Just like in February this year, when then Indian External Affairs Minister, Sushma Swaraj, was invited as ‘guest of honour’ to the Organisation of Islamic Cooperation (OIC) Conference, despite Pakistan’s protests in view of the Balakot strike, across the LoC. Ironically, it’s not the UAE alone, but other Muslim countries as well that have bestowed assorted awards on the Indian premier. Pakistan’s dream of a unified Muslim Ummah that will speak and act for the entire Muslim World will remain just that – a dream.
It’s not about religion; never was. It’s about the economy, stupid, to quote former American President, Clinton.
India, the economic giant, is calling the shots – literally. And despite the gut-wrenching stories of brutality and repression emerging from Kashmir in the international media – The New York Times, The Washington Post, The Wall Street Journal, BBC and CNN – the world is silent, as is the Indian media (subsumed by its corporate interests), barring a few exceptions.
Even US President Trump, who had twice offered to mediate on Kashmir – once in his meeting with Prime Minister Imran Khan in Washington, last month – has gone on the backfoot; he is now asking the two countries to resolve the Kashmir issue bilaterally. The question is how, given that India is consistently refusing to come to the table, using ad nauseam the ‘terrorism’ card against Pakistan.
As for the UN, the international forum that should have helped resolve the dispute by delivering on its 1948 promise of holding a plebiscite, woke up after 54 years and held a 90-minute closed door meeting, which ended without so much as a press statement. If the Security Council’s permanent members continue to hold sway, one can expect the next meeting on Kashmir to be held 54 years from now, if ever.
Pakistan must also share the blame. Kashmir has been relegated to the backburner time and again, and its various Parliamentary Committees on Kashmir, headed by seasoned politicians like Nawabzada Nasrullah Khan and Maulana Fazlur Rehman, did little to keep the Kashmir issue alive.

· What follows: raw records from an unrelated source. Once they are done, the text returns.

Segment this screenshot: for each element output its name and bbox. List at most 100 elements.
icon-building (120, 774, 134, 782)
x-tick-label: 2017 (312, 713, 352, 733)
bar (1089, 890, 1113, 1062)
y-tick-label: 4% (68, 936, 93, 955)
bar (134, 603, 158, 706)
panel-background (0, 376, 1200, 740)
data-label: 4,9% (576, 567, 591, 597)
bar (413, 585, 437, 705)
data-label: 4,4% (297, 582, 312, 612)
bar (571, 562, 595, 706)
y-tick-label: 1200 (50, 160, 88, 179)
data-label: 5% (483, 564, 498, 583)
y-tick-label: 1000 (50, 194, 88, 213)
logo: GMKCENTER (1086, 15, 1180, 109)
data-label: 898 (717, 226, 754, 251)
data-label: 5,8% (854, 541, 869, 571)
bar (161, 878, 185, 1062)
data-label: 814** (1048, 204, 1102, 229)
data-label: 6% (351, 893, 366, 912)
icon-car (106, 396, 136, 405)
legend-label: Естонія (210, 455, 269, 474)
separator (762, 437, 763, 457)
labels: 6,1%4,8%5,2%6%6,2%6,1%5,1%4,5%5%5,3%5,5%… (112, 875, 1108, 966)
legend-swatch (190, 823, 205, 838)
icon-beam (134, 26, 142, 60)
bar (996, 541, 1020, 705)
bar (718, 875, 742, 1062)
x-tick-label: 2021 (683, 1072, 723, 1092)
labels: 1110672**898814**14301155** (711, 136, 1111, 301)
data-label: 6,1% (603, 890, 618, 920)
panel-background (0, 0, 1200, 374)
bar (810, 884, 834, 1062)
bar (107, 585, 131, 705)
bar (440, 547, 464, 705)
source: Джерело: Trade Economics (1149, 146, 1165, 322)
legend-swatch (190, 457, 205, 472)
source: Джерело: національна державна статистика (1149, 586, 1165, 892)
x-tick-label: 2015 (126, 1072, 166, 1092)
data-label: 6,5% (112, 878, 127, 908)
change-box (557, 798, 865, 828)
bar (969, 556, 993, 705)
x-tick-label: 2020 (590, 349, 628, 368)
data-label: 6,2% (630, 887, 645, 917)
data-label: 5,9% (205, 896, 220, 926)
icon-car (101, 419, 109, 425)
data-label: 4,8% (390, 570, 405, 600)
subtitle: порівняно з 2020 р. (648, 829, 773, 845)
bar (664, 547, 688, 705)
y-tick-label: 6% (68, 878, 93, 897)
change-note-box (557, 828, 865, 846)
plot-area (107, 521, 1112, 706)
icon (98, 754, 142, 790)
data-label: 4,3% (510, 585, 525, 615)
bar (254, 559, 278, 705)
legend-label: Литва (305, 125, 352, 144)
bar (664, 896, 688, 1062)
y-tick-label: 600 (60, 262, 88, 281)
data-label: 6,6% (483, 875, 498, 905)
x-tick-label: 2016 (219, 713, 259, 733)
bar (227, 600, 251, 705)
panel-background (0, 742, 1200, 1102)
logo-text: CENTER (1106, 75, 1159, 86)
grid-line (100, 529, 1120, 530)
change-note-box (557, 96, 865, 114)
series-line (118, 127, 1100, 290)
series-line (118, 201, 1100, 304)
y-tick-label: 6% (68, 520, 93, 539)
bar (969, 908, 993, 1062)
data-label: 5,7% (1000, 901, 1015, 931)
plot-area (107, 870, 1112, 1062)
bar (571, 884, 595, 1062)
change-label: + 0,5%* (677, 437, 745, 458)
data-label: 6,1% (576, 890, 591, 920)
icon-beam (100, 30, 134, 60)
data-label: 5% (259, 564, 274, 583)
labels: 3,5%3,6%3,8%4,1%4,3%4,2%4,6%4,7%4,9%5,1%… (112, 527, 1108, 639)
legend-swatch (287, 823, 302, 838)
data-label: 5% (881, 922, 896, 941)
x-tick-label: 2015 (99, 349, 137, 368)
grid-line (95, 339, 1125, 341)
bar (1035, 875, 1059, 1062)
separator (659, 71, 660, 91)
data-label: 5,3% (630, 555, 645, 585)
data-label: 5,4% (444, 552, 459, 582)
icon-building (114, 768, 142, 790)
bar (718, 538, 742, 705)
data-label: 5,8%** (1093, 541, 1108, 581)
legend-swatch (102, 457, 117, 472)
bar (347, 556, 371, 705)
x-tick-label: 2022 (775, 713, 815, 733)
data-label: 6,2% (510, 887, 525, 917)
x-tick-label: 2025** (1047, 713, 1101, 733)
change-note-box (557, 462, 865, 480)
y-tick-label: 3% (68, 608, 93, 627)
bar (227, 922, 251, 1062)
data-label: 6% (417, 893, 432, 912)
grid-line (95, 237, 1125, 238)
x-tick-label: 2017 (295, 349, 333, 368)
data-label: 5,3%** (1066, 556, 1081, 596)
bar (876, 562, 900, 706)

However, more than the Maulana or the Nawabzada’s inaction, it is actions across the border that are coming back to haunt us – the infiltration of Pakistan’s non-state actors into Kashmir, the Mumbai attack, the strike on the Indian Parliament. India is consistently using these as a trump card against Pakistan. However, on no account must Pakistan even consider taking any unilateral action across the border. War is not, and should not be an option – more so when both countries are armed with nuclear weapons – despite the war cries from assorted quarters. Pakistan must continue to exercise its moral, diplomatic and political options to expose India’s belligerence, intransigence and flagrant violation of human rights.
Additionally, it must empower the AJK government and let them play a lead role as the official representatives of the former state of Jammu and Kashmir.
And finally, it must stop raising the slogan of “Kashmir banega Pakistan” and stress on giving Kashmiris the right of self-determination.
Rehana Hakim is one of the core team of journalists that helped start Newsline. She has been the editor-in-chief since 1996.